At this stage, the main lesson I would like to share from the writeshop is that we faced a major difficulty in condensing all the information our local partners had gathered over the past five months into a report that is supposed to be only 50 pages long. After some trial and error, Steve Staal suggested that we focus first on identifying the key messages that come out from the situational analysis covering the development overview, agricultural production systems, markets and institutions, and natural resources management. So each lead author of these four report sections worked on distilling these key messages out of his or her data and presented those to the rest of the group. And once those had been approved, it was much easier for them to select out of their much larger draft report the key information and data they had collected which allowed them to back their different key messages while keeping to the 10 pages reserved for each section of the final report.
ILRI is also involved in coordinating other Humidtropics situational analyses.
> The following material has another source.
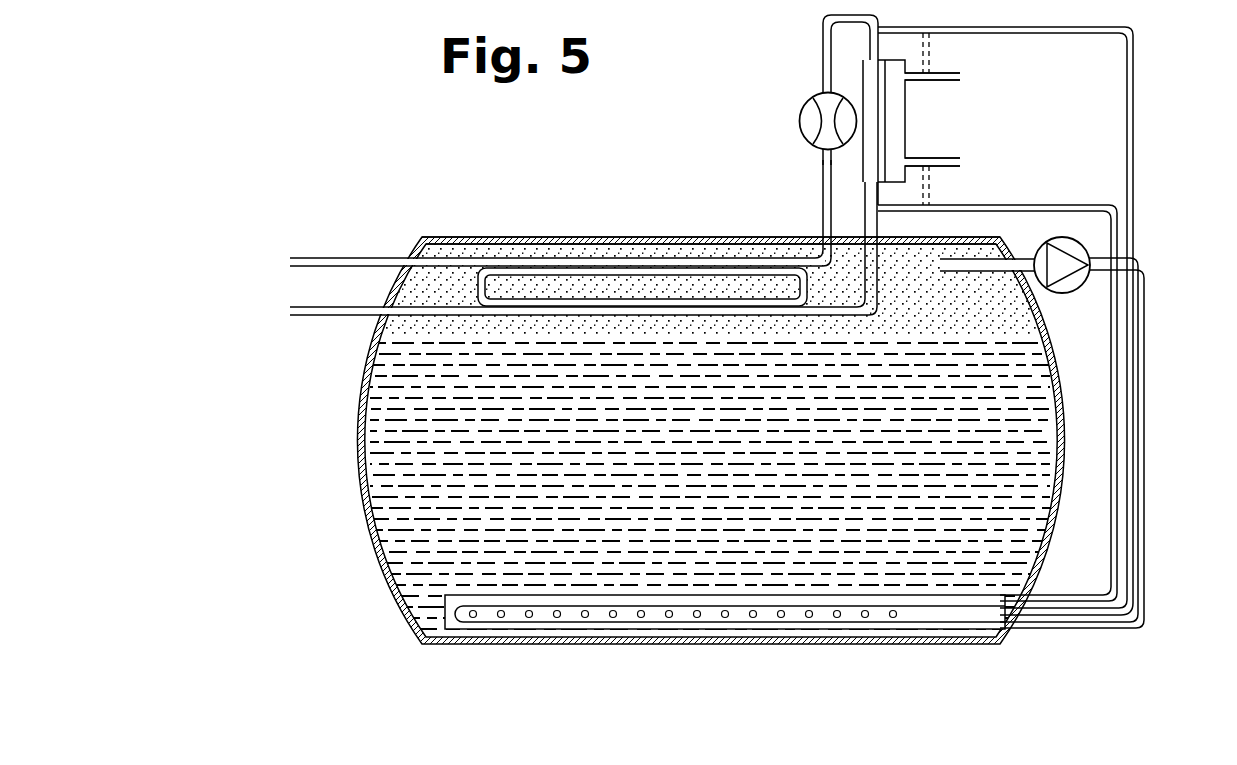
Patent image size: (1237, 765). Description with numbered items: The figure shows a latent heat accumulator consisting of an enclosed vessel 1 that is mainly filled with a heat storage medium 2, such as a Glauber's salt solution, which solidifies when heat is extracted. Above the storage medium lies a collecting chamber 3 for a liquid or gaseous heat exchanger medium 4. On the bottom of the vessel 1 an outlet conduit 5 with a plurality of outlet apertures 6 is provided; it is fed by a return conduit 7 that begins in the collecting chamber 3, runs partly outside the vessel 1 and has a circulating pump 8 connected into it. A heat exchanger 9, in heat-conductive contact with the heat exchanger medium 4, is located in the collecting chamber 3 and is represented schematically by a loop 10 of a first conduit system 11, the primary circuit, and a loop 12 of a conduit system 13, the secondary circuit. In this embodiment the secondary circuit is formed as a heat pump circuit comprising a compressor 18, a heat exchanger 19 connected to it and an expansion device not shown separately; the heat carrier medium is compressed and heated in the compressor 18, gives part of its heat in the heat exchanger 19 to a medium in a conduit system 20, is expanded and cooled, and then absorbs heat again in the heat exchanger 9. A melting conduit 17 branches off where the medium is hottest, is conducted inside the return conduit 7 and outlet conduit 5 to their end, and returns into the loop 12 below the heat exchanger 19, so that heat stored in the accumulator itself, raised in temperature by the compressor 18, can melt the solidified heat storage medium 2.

The CGIAR research program on Livestock and Fish is also finding it challenging to write up condensed situational analyses reports of its target value chains. So coaching authors to focus on identifying the key messages from their research would then allow all these situational analyses reports to be synthesized more efficiently. Short, well argued reports will be more convincing in determining, and finding funding for further research and development interventions that are relevant to local contexts of agricultural and livestock systems.